Dervla Murphy has inspired so many travellers to push the boundaries of adventure and courage. The Guardian, Sept 2011, asked travel writers to choose the book that most inspired them. Robert Penn chose Full Tilt. “I started reading Full Tilt on a grey morning, wearing a grey suit, in a crowd of grey faces on the London underground. Several stops later I had raced with Dervla Murphy and her bicycle Rosinante from Dunkirk to Delhi and made the decision to quit my job as a lawyer and cycle round the world.

“Funny, ingenuous, gently erudite and intrepid, Full Tilt is the best kind of adventure story, and a clarion call to travel ‘for travel’s sake’. I realised that you don’t need a wealth of knowledge and experience to embark on a journey like this. If you believe that human wisdom may be measured by the respect we pay to the unattainable, the mysterious, or simply the different, and have a flair for getting on with people, you’re ready.”

 

Hear hear!  Happy 80th birthday Dervla!

 

 

2 thoughts on “Dervla Murphy – a birthday tribute

  1. Dianne Gungor says:

    Dervla Murphy was the second travel writer whoes books I had read in the early 80s.

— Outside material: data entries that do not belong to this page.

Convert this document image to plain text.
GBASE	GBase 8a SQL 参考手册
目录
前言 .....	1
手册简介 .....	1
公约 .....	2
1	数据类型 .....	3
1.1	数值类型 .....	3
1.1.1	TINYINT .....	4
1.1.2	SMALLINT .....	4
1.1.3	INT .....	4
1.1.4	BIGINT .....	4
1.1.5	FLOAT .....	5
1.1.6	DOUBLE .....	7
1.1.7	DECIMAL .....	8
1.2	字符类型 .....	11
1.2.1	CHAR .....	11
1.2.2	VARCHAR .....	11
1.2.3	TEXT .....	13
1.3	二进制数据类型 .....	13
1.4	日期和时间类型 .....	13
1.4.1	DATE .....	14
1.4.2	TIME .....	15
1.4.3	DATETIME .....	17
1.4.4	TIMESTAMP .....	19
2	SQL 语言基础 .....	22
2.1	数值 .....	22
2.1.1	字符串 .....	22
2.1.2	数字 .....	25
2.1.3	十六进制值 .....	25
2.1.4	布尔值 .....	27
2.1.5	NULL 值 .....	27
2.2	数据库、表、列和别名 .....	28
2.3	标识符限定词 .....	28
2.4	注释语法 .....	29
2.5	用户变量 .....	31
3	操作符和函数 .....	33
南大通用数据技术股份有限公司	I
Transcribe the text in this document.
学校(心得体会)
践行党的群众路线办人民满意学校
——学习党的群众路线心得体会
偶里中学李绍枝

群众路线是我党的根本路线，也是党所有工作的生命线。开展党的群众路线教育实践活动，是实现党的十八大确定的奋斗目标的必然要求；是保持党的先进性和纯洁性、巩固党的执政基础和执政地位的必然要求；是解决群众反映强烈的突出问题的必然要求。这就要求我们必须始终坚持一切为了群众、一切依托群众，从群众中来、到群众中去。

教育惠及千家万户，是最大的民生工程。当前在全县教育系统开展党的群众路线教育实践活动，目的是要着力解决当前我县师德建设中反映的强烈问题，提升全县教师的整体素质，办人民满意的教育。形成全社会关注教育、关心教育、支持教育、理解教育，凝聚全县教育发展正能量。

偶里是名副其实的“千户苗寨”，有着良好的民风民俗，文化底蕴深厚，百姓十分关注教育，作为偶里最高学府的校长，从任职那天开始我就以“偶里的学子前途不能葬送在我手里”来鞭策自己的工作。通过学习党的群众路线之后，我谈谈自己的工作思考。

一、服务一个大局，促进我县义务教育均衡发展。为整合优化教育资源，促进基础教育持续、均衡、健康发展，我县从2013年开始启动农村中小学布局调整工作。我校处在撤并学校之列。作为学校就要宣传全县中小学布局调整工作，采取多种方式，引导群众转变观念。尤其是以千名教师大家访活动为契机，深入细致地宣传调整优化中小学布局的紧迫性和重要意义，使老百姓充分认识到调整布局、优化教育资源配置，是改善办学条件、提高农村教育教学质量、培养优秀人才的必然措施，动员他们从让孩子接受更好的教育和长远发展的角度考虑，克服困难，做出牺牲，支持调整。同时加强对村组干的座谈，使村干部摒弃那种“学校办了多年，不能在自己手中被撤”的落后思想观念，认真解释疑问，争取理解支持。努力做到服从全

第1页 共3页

Since then I have been hooked. Being a computer into London for 33 years it has been travel writing that has swept me away into different cultures that I know I could only visit if I had more than one life. I have countless travel books in those years but Dervla Murphy reigns supreme. I have seen it written that she is able to get under a country’s skin, never a truer thing said. I would love to thank Dervla for the hours of pleasure she has passed on to us readers. I find it difficult to put into words what a unique person she is and to have the gift to convey her experiences in the way she has done is wonderful!

  2. Just finished “Ethiopia on a Mule”. I was a Peace Corps volunteer in Dabat. She must have passed through the town. It’s just south of Debarek on the road to Gondar, which she mentions in her book. If she passed through Dabat, I would love to know what she remembers of it. I will return to village for a visit in September as part of the Peace Corps’ “Return to Ethiopia” celebration of 50 years since the first volunteers went to work in Ethiopia.
    I hope Ms. Murphy is alive and well.